When I tried to sell the Yale Political Union's most cassava-loving Leftist on the idea that urban localism can be just as "human scale" as either agrarianism or pre-agrarianism, he made the point that "being a consumer in the city is like playing Russian roulette" in that you have no idea where the things you're buying come from or under what conditions they were produced, so all you can do is pull the trigger and hope no proletarians get hurt.
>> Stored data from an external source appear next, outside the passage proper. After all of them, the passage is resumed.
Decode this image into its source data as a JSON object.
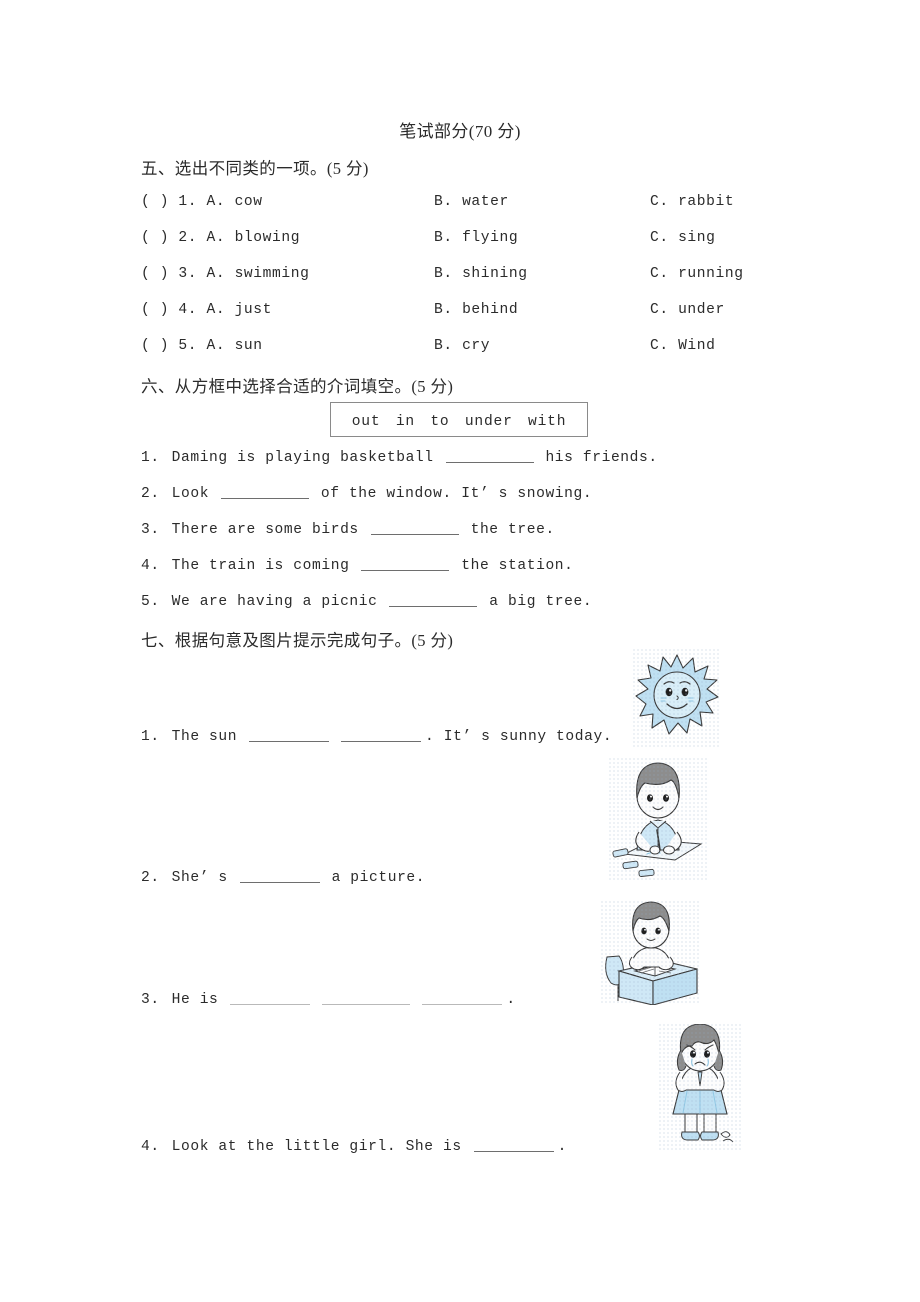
{
  "title": "笔试部分(70 分)",
  "sections": {
    "five": {
      "heading": "五、选出不同类的一项。(5 分)",
      "rows": [
        {
          "stem": "(  ) 1. A. cow",
          "b": "B. water",
          "c": "C. rabbit"
        },
        {
          "stem": "(  ) 2. A. blowing",
          "b": "B. flying",
          "c": "C. sing"
        },
        {
          "stem": "(  ) 3. A. swimming",
          "b": "B. shining",
          "c": "C. running"
        },
        {
          "stem": "(  ) 4. A. just",
          "b": "B. behind",
          "c": "C. under"
        },
        {
          "stem": "(  ) 5. A. sun",
          "b": "B. cry",
          "c": "C. Wind"
        }
      ]
    },
    "six": {
      "heading": "六、从方框中选择合适的介词填空。(5 分)",
      "word_bank": "out　in　to　under　with",
      "items": [
        {
          "num": "1.",
          "pre": "Daming is playing basketball",
          "post": "his friends."
        },
        {
          "num": "2.",
          "pre": "Look",
          "post": "of the window. It’ s snowing."
        },
        {
          "num": "3.",
          "pre": "There are some birds",
          "post": "the tree."
        },
        {
          "num": "4.",
          "pre": "The train is coming",
          "post": "the station."
        },
        {
          "num": "5.",
          "pre": "We are having a picnic",
          "post": "a big tree."
        }
      ]
    },
    "seven": {
      "heading": "七、根据句意及图片提示完成句子。(5 分)",
      "items": [
        {
          "num": "1.",
          "pre": "The sun",
          "post": ". It’ s sunny today.",
          "blanks": 2,
          "picture": "smiling-sun"
        },
        {
          "num": "2.",
          "pre": "She’ s",
          "post": "a picture.",
          "blanks": 1,
          "picture": "girl-drawing-picture"
        },
        {
          "num": "3.",
          "pre": "He is",
          "post": ".",
          "blanks": 3,
          "picture": "boy-reading-at-desk"
        },
        {
          "num": "4.",
          "pre": "Look at the little girl. She is",
          "post": ".",
          "blanks": 1,
          "picture": "crying-girl"
        }
      ]
    }
  },
  "colors": {
    "ink": "#2b2b2b",
    "rule": "#6e6e6e",
    "box_border": "#8a8a8a",
    "art_blue": "#bfe0f2",
    "art_blue_dark": "#8ec7e4",
    "art_hair": "#8d8d8d",
    "art_outline": "#3a3a3a"
  }
}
To satisfy his concern, city dwellers would either need to have a closer relationship to the production that allows the city to exist, or we would need some other means of making sure that rural production stays human scale, non-oppressive, etc. (I can't speak for him, but I imagine these "other means" look like leaving it to the market, putting our trust in cultural institutions like churches and families, state intervention, or some combination of the three.)
Nan Ellin picks up on the same problem, quoting David Harvey's Condition of Postmodernity:
Harvey has observed that "it is now possible to experience the world's geography vicariously, as a simulacrum," in a way which conceals "almost perfectly any trace of origin, of the labour processes that produced them, or of the social relations implicated in their production."Anyone who says that structures should only be built with local materials is taking Harvey's caution too literally, but the idea that architecture can function as a symbolic connection between city/consumption and non-city/production — mitigating the "Russian roulette" problem — is fascinating. Urban and agrarian localisms aren't exactly equivalent, but an alliance between the two is an attractive prospect that depends upon resolving disagreements between the two, of which the Harvey snag is one.